Fractures occurring in the femurs of polio affected limbs pose various challenges in their management since they have an altered anatomy. In this study, the bone geometry of femoral fractures in post-polio residual paralysis patients is analysed and compared with standard implants for proper implant selection to provide a stable fixation.
Materials and methods: A total of 20 femoral fractures in adult post-polio residual paralysis patients were included in this study and their bone geometry was assessed. Based on the bone geometry in each case, appropriate implants were used. The mean age was 41.6 years (Range 26 to 58 years). 9 cases out of the 20 required the use of non-standard implants, including a custom-made femoral nail, a humerus nail, proximal humerus LCP, proximal tibial LCP and a modular bipolar hemiarthroplasty prosthesis with DDH stem. Mean duration of follow up was 34.5 months (Range 2 to 5 years).

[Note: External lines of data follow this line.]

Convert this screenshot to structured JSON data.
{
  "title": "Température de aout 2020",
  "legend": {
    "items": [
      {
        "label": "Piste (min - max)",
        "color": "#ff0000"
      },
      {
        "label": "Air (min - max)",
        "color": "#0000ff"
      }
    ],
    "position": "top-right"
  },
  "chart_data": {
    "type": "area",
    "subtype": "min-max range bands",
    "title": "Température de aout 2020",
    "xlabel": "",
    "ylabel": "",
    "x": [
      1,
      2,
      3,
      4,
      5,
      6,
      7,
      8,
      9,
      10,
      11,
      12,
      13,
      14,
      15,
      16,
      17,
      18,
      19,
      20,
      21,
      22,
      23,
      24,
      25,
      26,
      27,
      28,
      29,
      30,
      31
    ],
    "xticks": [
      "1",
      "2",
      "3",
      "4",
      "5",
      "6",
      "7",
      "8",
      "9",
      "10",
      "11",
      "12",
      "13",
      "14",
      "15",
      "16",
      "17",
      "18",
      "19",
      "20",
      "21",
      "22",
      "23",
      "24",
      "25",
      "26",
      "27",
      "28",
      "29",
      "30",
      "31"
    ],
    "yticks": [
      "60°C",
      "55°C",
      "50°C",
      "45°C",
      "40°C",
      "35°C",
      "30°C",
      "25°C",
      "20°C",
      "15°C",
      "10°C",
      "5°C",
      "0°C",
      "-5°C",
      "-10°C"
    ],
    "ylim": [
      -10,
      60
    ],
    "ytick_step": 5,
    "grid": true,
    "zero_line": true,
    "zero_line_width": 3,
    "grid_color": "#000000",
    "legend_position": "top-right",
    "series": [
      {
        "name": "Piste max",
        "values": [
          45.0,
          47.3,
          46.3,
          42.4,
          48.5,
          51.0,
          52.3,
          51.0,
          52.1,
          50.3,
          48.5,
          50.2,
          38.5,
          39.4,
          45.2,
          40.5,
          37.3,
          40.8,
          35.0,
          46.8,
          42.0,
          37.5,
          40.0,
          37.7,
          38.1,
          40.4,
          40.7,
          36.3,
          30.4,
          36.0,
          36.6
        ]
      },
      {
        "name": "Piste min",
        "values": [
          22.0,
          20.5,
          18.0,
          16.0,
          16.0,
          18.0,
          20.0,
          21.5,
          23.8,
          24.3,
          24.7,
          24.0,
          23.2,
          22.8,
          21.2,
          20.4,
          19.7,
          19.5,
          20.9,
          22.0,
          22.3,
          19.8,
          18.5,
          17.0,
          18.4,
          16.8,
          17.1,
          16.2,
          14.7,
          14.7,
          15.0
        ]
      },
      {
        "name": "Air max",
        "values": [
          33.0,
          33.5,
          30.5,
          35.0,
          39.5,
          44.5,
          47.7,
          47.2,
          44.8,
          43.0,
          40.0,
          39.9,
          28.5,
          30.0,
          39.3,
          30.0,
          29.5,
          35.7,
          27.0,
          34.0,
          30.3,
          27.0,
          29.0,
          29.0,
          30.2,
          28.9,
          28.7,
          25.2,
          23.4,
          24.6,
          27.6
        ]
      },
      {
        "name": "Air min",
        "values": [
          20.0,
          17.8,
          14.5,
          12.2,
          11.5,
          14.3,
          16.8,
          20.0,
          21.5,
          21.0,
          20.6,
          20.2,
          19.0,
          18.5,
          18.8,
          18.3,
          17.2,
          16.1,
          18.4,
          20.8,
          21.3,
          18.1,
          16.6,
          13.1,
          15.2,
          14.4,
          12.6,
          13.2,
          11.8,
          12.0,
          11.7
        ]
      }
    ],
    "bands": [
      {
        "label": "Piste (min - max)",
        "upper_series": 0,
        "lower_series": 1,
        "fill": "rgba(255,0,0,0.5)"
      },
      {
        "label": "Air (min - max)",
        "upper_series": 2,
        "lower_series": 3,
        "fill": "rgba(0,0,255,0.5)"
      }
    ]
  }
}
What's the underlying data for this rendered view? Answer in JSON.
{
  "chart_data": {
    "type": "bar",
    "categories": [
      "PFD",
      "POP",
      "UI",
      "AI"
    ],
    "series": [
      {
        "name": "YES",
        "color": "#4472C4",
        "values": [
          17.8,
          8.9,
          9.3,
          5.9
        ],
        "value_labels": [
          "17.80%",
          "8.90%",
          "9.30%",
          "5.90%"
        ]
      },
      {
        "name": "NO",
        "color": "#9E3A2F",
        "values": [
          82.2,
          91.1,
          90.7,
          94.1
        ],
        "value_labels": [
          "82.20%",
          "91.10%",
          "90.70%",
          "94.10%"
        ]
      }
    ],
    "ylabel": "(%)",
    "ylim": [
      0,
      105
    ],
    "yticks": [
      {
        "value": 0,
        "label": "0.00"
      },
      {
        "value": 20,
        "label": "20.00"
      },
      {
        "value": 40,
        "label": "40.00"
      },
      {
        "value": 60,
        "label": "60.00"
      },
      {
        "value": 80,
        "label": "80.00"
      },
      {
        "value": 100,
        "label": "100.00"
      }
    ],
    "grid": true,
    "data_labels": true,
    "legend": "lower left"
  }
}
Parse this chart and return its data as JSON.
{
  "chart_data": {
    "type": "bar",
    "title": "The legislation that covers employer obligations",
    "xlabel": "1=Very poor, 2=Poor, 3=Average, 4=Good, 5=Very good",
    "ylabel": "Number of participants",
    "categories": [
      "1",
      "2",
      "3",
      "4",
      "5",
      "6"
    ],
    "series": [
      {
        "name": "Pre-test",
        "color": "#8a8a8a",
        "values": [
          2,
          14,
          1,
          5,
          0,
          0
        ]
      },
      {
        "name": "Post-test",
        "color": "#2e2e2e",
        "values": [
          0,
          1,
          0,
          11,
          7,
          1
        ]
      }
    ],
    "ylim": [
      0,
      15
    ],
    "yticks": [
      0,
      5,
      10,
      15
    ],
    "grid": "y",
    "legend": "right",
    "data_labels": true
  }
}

Results: The mean union time was 4.63 months. The mean duration of surgery was 81min (Range 65-145 mins). Intra-operative blood loss ranged from 80-250ml (Mean 130ml) with no case requiring blood transfusion. Mean hospital stay ranged from 7-9 days. All patients returned to their pre-operative function (assessed according to Vignos scale for lower extremities), except for two cases showing a deterioration of function post-operatively.
Conclusion: No implant is unique for surgical management of femur fractures in post-polio residual paralysis patients. Proper pre-operative evaluation and planning should be individualised for each case according to the measured femoral geometry. The best implant should be chosen and a wide array of implants should be made available during surgery to achieve good results.